Mantendo a primeira definição de perspectiva de Russell, temos que ela é formada de particulares simultâneos a uma sensação. Mais tarde, Russell decide abolir a necessidade da presença da sensação na formação da perspectiva. Esta passa a ser, simplesmente, uma coleção de eventos em um lugar físico, o que permite que uma câmera fotográfica tenha um aglomerado de percepções, equivalente à sua perspectiva, por exemplo. Essa conclusão é corroborada pela afirmação de Russell de que a placa fotográfica, em certo sentido, percebe os objetos, mas que estaríamos acostumados a usar o termo “perceber” apenas quando o instrumento em questão é um cérebro65. Se, ao invés de

abolir as sensações por completo, apenas adiarmos a sua entrada no processo, ainda podemos continuar considerando que a perspectiva, ou uma pré-perspectiva, se formou sem conexão com essa sensação. Isto é, pretendemos deslocar a simultaneidade da sensação, nesse caso.

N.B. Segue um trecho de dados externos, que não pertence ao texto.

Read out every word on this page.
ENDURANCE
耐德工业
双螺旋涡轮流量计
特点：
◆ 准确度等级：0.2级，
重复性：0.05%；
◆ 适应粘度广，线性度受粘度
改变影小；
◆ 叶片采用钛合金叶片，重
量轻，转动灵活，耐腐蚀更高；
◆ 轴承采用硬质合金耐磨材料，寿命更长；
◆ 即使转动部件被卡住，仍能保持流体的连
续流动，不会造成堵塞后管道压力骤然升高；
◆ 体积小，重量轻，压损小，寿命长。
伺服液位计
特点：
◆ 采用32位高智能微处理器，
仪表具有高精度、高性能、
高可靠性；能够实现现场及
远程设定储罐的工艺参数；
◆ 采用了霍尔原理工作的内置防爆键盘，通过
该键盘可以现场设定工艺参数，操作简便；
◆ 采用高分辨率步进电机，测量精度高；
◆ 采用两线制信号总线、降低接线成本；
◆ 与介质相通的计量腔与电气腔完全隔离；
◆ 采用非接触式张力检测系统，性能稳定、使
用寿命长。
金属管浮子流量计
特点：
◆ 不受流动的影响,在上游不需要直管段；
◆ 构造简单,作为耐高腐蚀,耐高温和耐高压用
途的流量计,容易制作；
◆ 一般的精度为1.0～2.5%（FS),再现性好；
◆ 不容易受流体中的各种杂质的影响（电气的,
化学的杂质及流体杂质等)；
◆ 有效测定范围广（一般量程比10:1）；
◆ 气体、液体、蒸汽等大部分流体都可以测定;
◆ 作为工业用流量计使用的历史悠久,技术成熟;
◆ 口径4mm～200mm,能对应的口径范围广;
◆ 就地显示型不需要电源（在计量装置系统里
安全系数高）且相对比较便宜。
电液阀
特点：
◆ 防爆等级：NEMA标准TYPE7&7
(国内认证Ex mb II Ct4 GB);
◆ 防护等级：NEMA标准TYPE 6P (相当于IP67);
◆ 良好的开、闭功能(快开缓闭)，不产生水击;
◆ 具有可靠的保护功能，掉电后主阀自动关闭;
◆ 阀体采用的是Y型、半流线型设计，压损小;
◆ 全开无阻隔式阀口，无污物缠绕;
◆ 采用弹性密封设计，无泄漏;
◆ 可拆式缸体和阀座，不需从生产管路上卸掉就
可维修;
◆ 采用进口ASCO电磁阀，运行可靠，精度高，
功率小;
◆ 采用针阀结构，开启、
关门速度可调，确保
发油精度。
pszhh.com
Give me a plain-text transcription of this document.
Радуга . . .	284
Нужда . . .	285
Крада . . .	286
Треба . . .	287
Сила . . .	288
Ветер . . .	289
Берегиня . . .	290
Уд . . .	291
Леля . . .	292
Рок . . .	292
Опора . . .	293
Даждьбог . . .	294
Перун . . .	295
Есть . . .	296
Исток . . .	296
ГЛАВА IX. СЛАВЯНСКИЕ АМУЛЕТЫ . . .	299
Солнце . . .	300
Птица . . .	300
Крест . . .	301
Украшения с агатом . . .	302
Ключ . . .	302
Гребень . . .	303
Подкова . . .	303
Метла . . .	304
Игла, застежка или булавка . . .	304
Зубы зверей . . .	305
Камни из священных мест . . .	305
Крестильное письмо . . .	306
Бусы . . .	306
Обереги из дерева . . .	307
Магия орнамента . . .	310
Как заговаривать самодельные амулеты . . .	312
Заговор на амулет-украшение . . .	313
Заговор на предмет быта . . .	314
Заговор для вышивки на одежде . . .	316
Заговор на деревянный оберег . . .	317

Postar uma câmera para tirar fotografias, em um lugar em que não haverá percebedores, durante um certo tempo, exige o pressuposto da existência de um mundo exterior e independente, ou visa a testar essa

pressuposição. Um sujeito colocou a câmera em certo lugar, e espera que esta passe por um processo parecido com o que ocorreria se ele mesmo estivesse ali; além disso, espera poder ter certas “sensações secundárias” ao ver as fotografias que forem tiradas. Portanto, os sensibilia aí detectados pela câmera fotográfica são, potencialmente, geradores de sense data. Assim, continua existindo um certo grau de conexão com um sujeito, embora não igual ao que se tem quando a sensação é simultânea. Se não abrirmos mão de atrelar perspectivas a sensações, podemos continuar, mesmo assim, explicando, a detecção fotográfica como meio de obter dados sobre o mundo exterior. Podemos ainda manter a percepção como um processo em algum momento vinculado a sujeitos, pois não precisamos chamar de percepção o que ocorre com a câmera, mas somente com o sujeito que vai, mais tarde, verificá-la. Essa alternativa nos parece adequada, uma vez que a detecção só é útil, segundo entendemos, quando um sujeito tem a intenção de checá-la. Não haveria sentido (certamente não científico, embora pudesse haver sentido artístico) em postar uma câmera em algum lugar sem que ninguém nunca visse as fotos que ela está tirando. Além disso, não vemos problema em que a perspectiva seja de algum modo conectada à sensação, pois não existe obrigatoriedade de que esta participe da constituição daquela. Haver uma sensação simultânea, ou posterior, é somente uma condição para que haja uma perspectiva. Uma nova figura para ilustrar a situação seria a seguinte:

Figura 5: Composição alternativa de uma perspectiva

Assim, uma nova definição de perspectiva seria: “aglomerados de particulares simultâneos a uma sensação ou anteriores a uma sensação secundária”; sendo “sensação secundária” definida como “sensação não obtida diretamente do objeto, mas com algum intermediário e um lapso

de tempo com relação à captação de sensibilia”. Logo, uma máquina não teria percepção, mas “captação de sensibilia”66.